Wednesday, February 24, 2010

Historic Govan: Archaeology and Development

The intriguing history of Govan was today revealed in a book, Historic Govan: Archaeology and Development, launched by Fiona Hyslop, Scotland's Minister for Culture.

According to medieval legend, Constantine, a 7th-century King of Strathclyde, founded a monastery under the rule of Columbanus in Govan. During the Middle Ages, Govan was the site of a ferry which linked the area with Partick for seasonal cattle drovers.

The book is the latest in the Scottish Burgh Surveys produced by Historic Scotland and the Council for British Archaeology. Written by Dr Chris Dalglish and Professor Stephen Driscoll, it is a guide to understanding Govan’s rich history and archaeology. It looks at the significance of Govan’s heritage including details of important sites, buildings and areas of potential.

This is the first book looking at the consolidation of Govan’s history and heritage since TCF Brotchie’s The History of Govan written a century ago in 1905.

Fiona Hyslop, Minister for Culture said: “Govan has a rich and fascinating history, from its beginnings as an early Christian centre to its celebrated role in ship-building on the Clyde. The burgh has one of the largest collections of early historic sculpture in Scotland, dating from the tenth century, located in Govan Old Parish Church, which stands upon one of the oldest Christian sites in Scotland.

“It also has an impressive and diverse Industrial heritage, including the magnificent former Fairfield Shipyard office building, for which Historic Scotland has provided grant assistance towards its conservation and conversion to new use. This project reflects the ongoing regeneration of the area, and how heritage can drive this forward.”

She added, “Govan Cross has remained the focus of the community as a place of assembly and public activity despite the sweeping changes introduced by industrial and urban development.
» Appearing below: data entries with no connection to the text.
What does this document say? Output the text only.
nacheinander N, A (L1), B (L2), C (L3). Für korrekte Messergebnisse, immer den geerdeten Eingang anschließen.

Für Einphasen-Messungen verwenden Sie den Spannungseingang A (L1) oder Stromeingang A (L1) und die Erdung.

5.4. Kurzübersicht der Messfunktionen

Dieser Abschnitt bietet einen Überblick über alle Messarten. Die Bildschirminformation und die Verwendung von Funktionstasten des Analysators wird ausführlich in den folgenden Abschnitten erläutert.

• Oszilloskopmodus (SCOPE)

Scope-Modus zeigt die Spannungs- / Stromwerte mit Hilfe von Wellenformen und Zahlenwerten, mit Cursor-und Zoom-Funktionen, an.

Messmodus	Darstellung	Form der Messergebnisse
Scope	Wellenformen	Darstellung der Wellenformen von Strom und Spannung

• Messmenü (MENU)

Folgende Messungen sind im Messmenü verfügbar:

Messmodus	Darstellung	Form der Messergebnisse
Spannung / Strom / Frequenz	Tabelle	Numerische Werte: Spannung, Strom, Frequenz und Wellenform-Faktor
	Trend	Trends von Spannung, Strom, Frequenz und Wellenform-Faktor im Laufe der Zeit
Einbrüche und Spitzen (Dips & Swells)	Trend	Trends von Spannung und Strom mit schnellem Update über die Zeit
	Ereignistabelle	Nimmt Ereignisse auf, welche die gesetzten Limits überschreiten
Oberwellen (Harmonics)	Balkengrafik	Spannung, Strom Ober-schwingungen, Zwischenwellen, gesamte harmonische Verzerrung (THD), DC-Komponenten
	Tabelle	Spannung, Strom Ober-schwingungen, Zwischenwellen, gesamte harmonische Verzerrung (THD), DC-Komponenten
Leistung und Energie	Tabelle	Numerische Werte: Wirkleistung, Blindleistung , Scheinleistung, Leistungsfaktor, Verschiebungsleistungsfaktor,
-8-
Modern Govan’s strong community identity must owe something to this deeply grounded sense of place”.

The Scottish Burgh series identifies the archaeological potential of Scotland’s historic towns to provide information to planning authorities when considering development proposals within these areas.

Stephen Driscoll, Professor of Historical Archaeology at the University of Glasgow said: “Few People realise that Govan is more ancient than Glasgow or that a thousand years before the titans of naval architecture colonised its shore it was the ceremonial centre of the Kings of Strathclyde.

“We hope that as a result of our efforts, the historical richness and cultural significance of Govan’s past will be more widely appreciated, but our main hope is that our survey will prove useful in the challenging work of remaking Govan.

“This is an important time for Govan and we hope that the accomplishments of past generations will serve as a source of confidence to the community and equally that the historical legacy will inspire those engaged in the regeneration process to produce a new Govan worthy of the old.”

Recent studies of the archaeology of Govan have revealed the presence of a Christian church. Two associated Christian burials are radiocarbon dated to the 5th or 6th centuries making Govan the earliest known Christian site in the region.

At this time Govan is believed to have formed part of a kingdom ruled from Dumbarton Rock, known as Alt Clut, the rock on the Clyde. During the Viking Age, perhaps following the sack of Dumbarton Rock in 878, Govan is believed to have been one of the major centres of the Kingdom of Strathclyde.

According to John of Fordun, Constantine, a 7th century King of Strathclyde, founded a monastery at Govan, where he died and was buried. In 1855, an elaborately carved sandstone sarcophagus was found during digging in the churchyard. It now resides inside the church. It may have been used to contain the body or relics of Constantine, though the style of carving indicates an origin in the 10th or 11th centuries.

King Constantine is first mentioned in the 12th-century Life of St. Kentigern by Jocelyn of Furness, where he is said to have been to son of Riderch Hael. He is likely a literary invention, though the early church in Govan is dedicated to a Saint Constantine, about whom nothing else is known

Govan's earliest recorded name may be found in the Historia Regnum Anglorum attributed to Symeon of Durham. This is a 12th century Latin source, but one believed to be based on much earlier materials, which records a place near Dumbarton Rock named Ouania.

The earliest references to Govan are found in connection with the Christian church. In 1136, when Glasgow Cathedral was formally consecrated, King David I (1124–53) gave to the See the lands of Partick and also of the church at Govan (on opposite sides of the River Clyde), which became a prebend of Glasgow.

The Govan Old Parish Church was rebuilt in 1762, 1826, and again 1884-1888. Within it and its roughly circular churchyard is one of the finest collections of Early Christian stones in the United Kingdom, dating from the 10th and 11th centuries.